Si les perspectives des poids de carcasses sont à la hausse, la poursuite de la segmentation du marché et des types de porcs conduit à la multiplication des grilles de paiement utilisées dans les abattoirs européens (mâles entiers ou castrés, divers indicateurs de qualité, etc.). Certaines entreprises d’abattage disposent aujourd’hui de plusieurs grilles, répondant aux différents marchés sur lesquels elles s’expriment.

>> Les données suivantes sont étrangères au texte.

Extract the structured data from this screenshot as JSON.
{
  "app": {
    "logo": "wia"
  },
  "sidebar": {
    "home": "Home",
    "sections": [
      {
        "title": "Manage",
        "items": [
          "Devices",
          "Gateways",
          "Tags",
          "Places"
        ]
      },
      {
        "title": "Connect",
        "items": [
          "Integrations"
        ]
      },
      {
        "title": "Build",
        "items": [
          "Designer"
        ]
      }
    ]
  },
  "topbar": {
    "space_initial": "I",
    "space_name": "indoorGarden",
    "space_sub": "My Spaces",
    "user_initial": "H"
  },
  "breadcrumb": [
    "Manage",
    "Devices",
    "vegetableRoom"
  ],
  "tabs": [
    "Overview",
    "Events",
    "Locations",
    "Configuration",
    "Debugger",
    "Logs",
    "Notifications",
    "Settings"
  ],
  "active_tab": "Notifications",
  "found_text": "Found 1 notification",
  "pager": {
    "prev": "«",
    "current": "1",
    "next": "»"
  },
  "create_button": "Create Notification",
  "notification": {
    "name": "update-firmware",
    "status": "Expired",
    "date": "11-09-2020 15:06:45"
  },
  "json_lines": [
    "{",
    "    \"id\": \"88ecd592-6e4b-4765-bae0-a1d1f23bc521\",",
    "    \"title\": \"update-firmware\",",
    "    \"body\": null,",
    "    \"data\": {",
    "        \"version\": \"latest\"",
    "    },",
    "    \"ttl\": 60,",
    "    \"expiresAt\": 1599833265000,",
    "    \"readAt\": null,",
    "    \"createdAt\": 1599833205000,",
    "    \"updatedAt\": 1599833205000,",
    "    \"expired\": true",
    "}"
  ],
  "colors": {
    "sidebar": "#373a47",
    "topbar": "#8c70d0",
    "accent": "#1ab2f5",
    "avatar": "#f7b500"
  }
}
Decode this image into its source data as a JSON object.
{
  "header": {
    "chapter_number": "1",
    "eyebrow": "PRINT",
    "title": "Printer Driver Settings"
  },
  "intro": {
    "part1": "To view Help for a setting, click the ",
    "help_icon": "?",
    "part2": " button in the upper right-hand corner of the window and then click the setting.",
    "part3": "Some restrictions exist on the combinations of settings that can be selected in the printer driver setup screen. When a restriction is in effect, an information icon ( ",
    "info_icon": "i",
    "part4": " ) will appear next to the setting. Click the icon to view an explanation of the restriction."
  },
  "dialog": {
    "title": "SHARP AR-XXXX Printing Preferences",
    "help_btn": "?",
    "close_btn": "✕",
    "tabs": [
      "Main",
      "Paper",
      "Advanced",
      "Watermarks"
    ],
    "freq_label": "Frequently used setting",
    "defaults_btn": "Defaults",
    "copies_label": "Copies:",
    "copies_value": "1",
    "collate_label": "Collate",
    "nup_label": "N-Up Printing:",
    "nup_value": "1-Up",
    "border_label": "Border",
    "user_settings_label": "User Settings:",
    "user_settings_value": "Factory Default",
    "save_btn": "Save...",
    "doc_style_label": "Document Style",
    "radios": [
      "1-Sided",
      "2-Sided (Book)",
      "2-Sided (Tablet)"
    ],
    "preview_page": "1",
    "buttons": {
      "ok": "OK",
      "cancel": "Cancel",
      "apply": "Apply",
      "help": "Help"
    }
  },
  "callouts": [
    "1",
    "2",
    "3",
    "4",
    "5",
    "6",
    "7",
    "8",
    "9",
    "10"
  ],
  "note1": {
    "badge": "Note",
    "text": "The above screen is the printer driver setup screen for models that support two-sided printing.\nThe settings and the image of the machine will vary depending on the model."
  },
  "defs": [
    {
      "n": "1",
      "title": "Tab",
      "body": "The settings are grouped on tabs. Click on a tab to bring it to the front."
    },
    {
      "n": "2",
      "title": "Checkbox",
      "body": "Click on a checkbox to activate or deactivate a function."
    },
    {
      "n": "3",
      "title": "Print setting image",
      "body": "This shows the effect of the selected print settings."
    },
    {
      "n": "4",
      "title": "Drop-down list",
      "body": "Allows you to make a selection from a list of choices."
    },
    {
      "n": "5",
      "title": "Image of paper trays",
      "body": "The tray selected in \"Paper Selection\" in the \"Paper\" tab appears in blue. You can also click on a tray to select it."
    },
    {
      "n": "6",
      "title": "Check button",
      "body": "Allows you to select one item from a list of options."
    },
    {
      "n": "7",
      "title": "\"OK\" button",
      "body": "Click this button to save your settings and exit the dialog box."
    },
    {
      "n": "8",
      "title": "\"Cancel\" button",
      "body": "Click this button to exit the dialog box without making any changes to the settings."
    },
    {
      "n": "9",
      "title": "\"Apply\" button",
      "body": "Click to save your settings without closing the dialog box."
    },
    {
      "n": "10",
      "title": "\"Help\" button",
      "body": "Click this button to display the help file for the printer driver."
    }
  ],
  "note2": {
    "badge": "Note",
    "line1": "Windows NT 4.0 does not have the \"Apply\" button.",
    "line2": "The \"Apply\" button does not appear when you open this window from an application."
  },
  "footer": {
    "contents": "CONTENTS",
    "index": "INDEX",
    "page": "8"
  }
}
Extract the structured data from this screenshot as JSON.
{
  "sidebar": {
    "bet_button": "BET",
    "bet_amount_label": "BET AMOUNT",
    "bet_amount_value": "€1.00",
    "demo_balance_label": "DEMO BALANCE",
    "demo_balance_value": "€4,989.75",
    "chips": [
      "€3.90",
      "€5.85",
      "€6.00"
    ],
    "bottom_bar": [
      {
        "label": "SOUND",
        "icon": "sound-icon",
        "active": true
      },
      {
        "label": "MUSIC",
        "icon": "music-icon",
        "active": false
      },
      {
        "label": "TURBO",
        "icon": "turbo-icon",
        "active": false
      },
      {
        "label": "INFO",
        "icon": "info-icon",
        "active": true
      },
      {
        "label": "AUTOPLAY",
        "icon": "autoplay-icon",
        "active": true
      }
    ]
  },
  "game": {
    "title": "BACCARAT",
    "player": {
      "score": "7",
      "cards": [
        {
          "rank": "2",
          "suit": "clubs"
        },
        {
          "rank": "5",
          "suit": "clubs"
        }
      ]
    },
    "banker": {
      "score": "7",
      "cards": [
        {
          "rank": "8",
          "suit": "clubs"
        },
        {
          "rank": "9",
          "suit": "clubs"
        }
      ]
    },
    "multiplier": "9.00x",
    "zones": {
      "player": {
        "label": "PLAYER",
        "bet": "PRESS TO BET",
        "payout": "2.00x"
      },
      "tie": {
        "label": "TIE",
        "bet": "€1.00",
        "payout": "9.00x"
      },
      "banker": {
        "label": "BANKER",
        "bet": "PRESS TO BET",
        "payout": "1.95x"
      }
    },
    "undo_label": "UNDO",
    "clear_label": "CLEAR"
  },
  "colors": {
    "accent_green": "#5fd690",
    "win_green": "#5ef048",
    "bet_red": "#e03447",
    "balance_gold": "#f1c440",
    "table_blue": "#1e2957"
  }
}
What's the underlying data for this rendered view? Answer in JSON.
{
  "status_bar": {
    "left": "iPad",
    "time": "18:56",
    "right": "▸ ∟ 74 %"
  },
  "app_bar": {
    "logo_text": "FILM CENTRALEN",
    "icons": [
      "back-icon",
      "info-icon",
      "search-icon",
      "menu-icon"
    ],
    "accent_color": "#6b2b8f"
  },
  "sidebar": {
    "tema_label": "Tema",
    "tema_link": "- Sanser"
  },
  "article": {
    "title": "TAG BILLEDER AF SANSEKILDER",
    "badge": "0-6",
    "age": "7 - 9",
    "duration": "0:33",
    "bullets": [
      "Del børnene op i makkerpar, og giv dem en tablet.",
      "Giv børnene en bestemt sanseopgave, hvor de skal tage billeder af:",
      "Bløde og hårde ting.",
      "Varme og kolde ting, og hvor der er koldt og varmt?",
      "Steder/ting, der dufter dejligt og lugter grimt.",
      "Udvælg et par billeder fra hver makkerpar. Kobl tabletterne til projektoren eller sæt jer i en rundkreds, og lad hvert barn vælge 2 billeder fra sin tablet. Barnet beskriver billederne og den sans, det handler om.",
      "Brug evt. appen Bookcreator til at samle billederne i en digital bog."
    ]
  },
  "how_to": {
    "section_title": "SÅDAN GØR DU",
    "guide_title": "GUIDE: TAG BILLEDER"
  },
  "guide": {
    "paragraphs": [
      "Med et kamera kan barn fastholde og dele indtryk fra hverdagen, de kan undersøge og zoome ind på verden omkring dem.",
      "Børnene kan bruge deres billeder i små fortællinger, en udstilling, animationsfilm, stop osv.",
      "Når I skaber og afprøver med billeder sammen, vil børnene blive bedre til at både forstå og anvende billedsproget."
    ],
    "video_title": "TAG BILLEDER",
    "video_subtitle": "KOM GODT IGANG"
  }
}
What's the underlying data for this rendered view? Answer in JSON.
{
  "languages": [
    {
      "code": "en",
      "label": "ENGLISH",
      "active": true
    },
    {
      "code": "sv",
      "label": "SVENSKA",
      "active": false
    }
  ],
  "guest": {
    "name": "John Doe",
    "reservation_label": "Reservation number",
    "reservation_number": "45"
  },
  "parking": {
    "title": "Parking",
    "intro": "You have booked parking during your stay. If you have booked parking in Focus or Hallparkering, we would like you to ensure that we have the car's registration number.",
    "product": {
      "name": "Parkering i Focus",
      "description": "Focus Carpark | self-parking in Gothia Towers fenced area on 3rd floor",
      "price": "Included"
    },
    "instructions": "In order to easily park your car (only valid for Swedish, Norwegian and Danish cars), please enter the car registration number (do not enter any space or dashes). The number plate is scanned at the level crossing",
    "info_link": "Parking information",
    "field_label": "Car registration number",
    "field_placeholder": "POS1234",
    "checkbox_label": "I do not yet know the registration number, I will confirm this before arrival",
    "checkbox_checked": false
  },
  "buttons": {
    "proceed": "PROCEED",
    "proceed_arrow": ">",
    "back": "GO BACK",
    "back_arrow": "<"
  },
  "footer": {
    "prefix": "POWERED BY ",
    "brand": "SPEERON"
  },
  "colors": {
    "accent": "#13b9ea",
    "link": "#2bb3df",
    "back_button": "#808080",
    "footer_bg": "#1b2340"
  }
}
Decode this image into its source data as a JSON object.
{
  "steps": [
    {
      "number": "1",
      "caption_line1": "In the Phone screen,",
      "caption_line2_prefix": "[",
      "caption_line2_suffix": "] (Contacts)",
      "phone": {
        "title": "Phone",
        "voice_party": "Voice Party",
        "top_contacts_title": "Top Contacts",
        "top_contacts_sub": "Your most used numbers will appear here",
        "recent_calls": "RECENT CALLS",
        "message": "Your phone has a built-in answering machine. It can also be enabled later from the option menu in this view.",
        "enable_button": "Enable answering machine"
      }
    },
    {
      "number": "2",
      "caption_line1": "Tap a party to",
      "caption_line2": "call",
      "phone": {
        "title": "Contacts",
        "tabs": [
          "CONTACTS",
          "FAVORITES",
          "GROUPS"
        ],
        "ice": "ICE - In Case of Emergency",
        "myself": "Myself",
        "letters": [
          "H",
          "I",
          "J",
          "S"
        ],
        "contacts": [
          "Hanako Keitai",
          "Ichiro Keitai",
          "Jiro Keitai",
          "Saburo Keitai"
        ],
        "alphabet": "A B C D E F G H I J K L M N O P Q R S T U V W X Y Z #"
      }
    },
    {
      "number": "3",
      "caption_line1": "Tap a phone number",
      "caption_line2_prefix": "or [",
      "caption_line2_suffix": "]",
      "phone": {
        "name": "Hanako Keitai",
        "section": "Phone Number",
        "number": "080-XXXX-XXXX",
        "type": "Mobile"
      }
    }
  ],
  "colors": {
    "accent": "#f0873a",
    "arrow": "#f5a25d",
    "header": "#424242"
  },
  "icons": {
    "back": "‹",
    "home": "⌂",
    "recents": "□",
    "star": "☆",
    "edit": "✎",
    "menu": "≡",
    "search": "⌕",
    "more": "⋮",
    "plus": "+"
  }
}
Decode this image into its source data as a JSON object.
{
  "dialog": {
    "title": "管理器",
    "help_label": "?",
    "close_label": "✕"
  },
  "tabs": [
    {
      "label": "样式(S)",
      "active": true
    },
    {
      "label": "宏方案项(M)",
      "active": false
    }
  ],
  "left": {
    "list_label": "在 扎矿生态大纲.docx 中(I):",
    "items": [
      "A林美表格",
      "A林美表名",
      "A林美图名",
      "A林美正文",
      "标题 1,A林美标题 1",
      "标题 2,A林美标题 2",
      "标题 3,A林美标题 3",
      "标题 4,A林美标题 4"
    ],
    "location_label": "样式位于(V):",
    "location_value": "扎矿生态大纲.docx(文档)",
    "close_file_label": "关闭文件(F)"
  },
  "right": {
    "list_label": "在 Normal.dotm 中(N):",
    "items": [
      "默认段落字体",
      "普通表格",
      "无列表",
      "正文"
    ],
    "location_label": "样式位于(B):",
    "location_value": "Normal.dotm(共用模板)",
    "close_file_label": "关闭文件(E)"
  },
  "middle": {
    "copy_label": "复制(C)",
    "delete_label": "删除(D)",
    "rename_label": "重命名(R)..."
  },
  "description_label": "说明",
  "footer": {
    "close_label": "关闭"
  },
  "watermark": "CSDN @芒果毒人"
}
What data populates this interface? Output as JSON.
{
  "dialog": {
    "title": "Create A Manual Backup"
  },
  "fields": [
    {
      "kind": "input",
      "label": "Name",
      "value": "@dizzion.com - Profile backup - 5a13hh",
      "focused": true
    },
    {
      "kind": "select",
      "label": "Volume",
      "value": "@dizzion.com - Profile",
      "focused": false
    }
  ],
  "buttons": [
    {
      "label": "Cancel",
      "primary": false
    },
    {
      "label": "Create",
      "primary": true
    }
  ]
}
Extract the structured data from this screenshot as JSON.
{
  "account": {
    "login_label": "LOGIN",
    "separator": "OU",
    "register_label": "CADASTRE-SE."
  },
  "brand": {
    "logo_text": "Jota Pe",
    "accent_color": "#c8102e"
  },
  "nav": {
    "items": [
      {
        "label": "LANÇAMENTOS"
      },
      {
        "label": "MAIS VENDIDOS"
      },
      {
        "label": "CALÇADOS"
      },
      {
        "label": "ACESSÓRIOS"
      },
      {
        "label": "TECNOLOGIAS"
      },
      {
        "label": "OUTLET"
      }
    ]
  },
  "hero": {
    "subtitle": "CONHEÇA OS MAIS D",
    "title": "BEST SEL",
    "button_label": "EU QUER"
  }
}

La crise sanitaire a accéléré l’alourdissement des carcasses
Avec la crise de la Covid-19, la réduction voire la suppression des capacités des outils (personnel absent ou malade et fermetures administratives pour éviter le développement de clusters de Covid-19) a entraîné des baisses ponctuelles des abattages, et par conséquent des retards d’enlèvement des porcs. Les mesures sanitaires de distanciation en abattoir ont provoqué un ralentissement des cadences, aggravé encore par les cas de Covid-19. Les restrictions de circulation, en Allemagne notamment, ont empêché les employés de se rendre sur leur lieu de travail. Enfin, les perturbations logistiques en aval freinent les exportations.
Repères
Comment sont analysées les données d’abattage
Les abattoirs doivent déclarer leur activité (nombre d’animaux et poids) aux offices statistiques nationaux. Ces derniers appliquent des corrections selon les spécificités nationales ou individuelles des abattoirs pour respecter la définition de la carcasse fixée par la Commission européenne. Les offices statistiques nationaux transmettent ensuite mensuellement la somme normalisée des déclarations d’activité de tous les abattoirs à Eurostat. Ces données d’abattage par pays, comprenant le nombre de porcs abattus ainsi que le volume total produit en tonnes, permettent de calculer un poids moyen de carcasse par pays.